3D semantic scene understanding remains a long-standing challenge in the 3D computer vision community. One of the key issues pertains to limited real-world annotated data to facilitate generalizable models. The common practice to tackle this issue is to simulate new data. Although synthetic datasets offer scalability and perfect labels, their designer-crafted scenes fail to capture real-world complexity and sensor noise, resulting in a synthetic-to-real domain gap. Moreover, no benchmark provides synchronized real and simulated point clouds for segmentation-oriented domain shift analysis. We introduce TrueCity, the first urban semantic segmentation benchmark with cm-accurate annotated real-world point clouds, semantic 3D city models, and annotated simulated point clouds representing the same city. TrueCity proposes segmentation classes aligned with international 3D city modeling standards, enabling consistent evaluation of synthetic-to-real gap. Our extensive experiments on common baselines quantify domain shift and highlight strategies for exploiting synthetic data to enhance real-world 3D scene understanding. We are convinced that the TrueCity dataset will foster further development of sim-to-real gap quantification and enable generalizable data-driven models. The data, code, and 3D models are available online: https://tum-gis.github.io/TrueCity/

Figures (13)

• Figure 1: TrueCity introduces real-world annotated point clouds, a semantic 3D city model, and 3D-model simulated point clouds of the same location, enabling coherent evaluation of the sim-to-real domain gap in 3D scene understanding.

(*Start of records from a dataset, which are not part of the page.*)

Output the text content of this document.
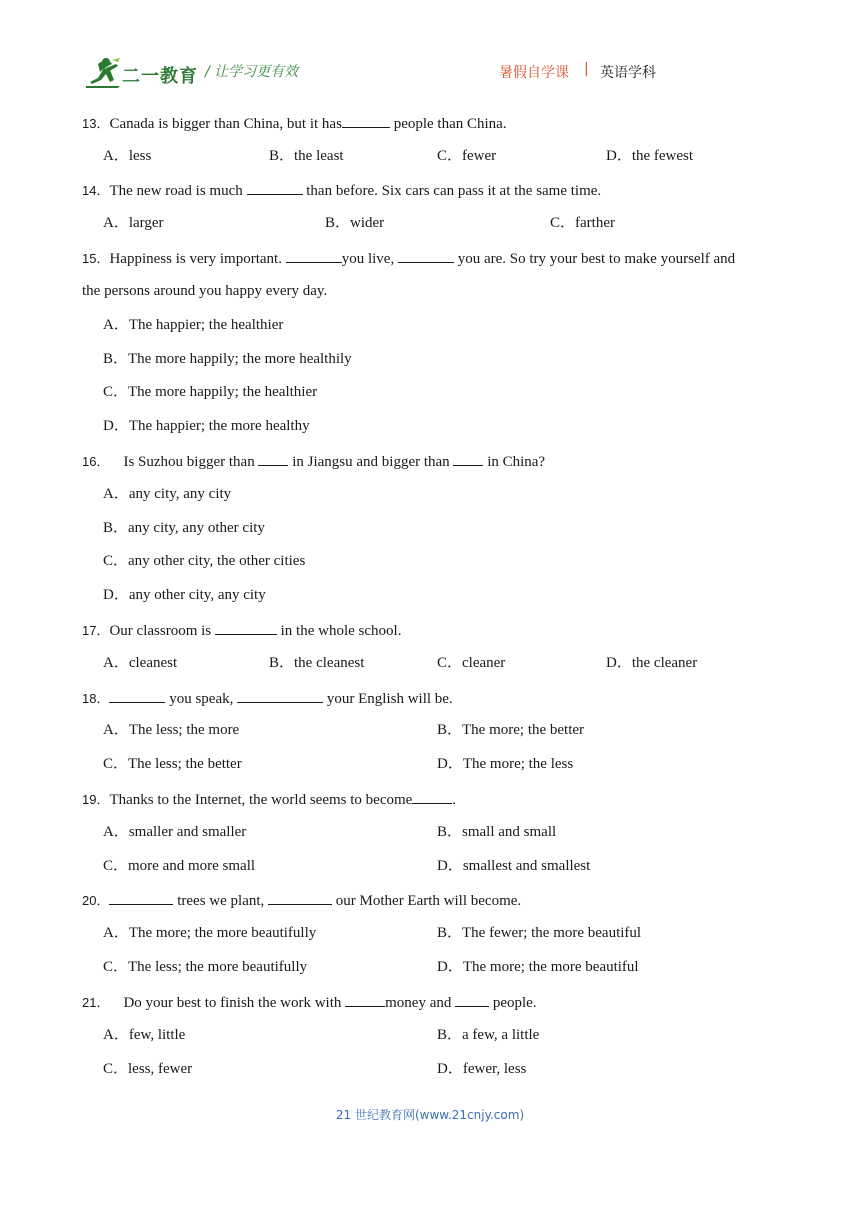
二一教育 / 让学习更有效	暑假自学课 | 英语学科
13．Canada is bigger than China, but it has	people than China.
A．less	B．the least	C．fewer	D．the fewest
14．The new road is much	than before. Six cars can pass it at the same time.
A．larger	B．wider	C．farther
15．Happiness is very important.	you live,	you are. So try your best to make yourself and
the persons around you happy every day.
A．The happier; the healthier
B．The more happily; the more healthily
C．The more happily; the healthier
D．The happier; the more healthy
16． Is Suzhou bigger than  in Jiangsu and bigger than  in China?
A．any city, any city
B．any city, any other city
C．any other city, the other cities
D．any other city, any city
17．Our classroom is	in the whole school.
A．cleanest	B．the cleanest	C．cleaner	D．the cleaner
18．	you speak,	your English will be.
A．The less; the more	B．The more; the better
C．The less; the better	D．The more; the less
19．Thanks to the Internet, the world seems to become	.
A．smaller and smaller	B．small and small
C．more and more small	D．smallest and smallest
20．	trees we plant,	our Mother Earth will become.
A．The more; the more beautifully	B．The fewer; the more beautiful
C．The less; the more beautifully	D．The more; the more beautiful
21． Do your best to finish the work with	money and  people.
A．few, little	B．a few, a little
C．less, fewer	D．fewer, less
21 世纪教育网(www.21cnjy.com)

• Figure 2: Real-world point cloud (2nd row), which was manually labeled according to the class list of Table \ref{['tab:class-list']}, used for manual modeling of semantic 3D models (3rd row), which in turn were used to simulate and auto-label synthetic point clouds (4th row).
• Figure 3: TrueCity represents the typical long-tail distribution challenge of real-world data.
• Figure 4: Top-down schematic of S--R mixtures along a continuous streetscape. Solid lines mark train/validation/test splits; dashed lines mark boundaries between contiguous synthetic and real segments for each mixture ratio.
• Figure 5: Qualitative impact of the synthetic–real (S--R) training mix on models from different methods (Point-based, Kernel-based and Transformer-based). We also present the ground truth synthetic and real point clouds; colors follow the TrueCity legend.